Letrune suggested via the new suggestion box that I could blog about fanfics. Well, I got a few Ranma ½ stories I guess? Let me just put up a page to quickly list and link them… there we go!

Anyway, the chronologically first one would be Ranmya (available on Archive of our Own and locally), where our hero is born and raised a girl, gets cursed to be a cat, then immediate and unwisely turns and tries to cure herself, resulting in a mixed curse. And then she hooks up with Nabiki.

I’d been sitting on the first version of this story, then unnamed, for several years before finally continuing, then rewriting the first bits for style points. Ranmya is relatively heavy on the sex compared to the others, and has a fair bit of Weird Shit™ going on especially in the dream chapter which features some lines in the conlang I developed for the Firrhna Project. Why? Because I can.


Next in line is Good and Pure (available on AO3, FFNet, and locally), which was inspired by a severe lack of Ranma/Kasumi fics. It starts out pretty much in a canon-compatible situation, with Ranma engaged to Akane, but quickly derails into a Ransumi story. Kasumi is a precious cinnamon bun, too good, too pure for this world.

The thing about pure things is that its all the sweeter to corrupt them.


There’s a one-shot about Shampoo too, I’m a Kittycat (AO3, FFNet, local), where the important change is that Shampoo is not a human who turns into a cat, but the other way around. During the competition, her instincts flare up and make her mess up the Kiss of Death.

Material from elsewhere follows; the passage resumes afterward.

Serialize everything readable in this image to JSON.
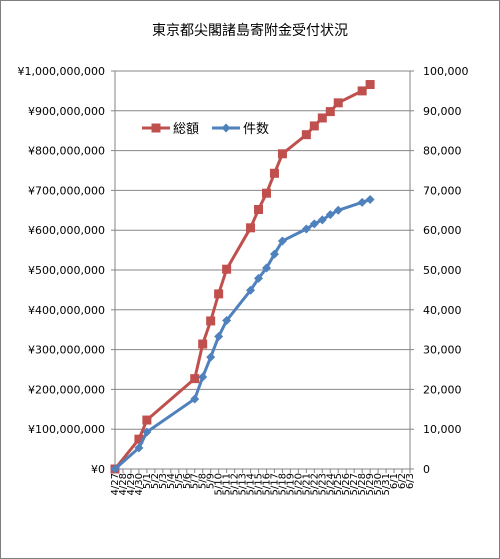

My most recent work is yet another damn Ranma AU. I’m sorry, I should’ve title-cased and italicized that. (AO3, FFNet , local) The setting is easy enough to explain: there’s no turning back. Once you’re cursed and take on another form, that’s it. This story features Rankane shipping, a defiant lesbian tomboy and her equally defiant pet cat, no pandas, and when I get off my lazy ass and write, a very confused Ryōga.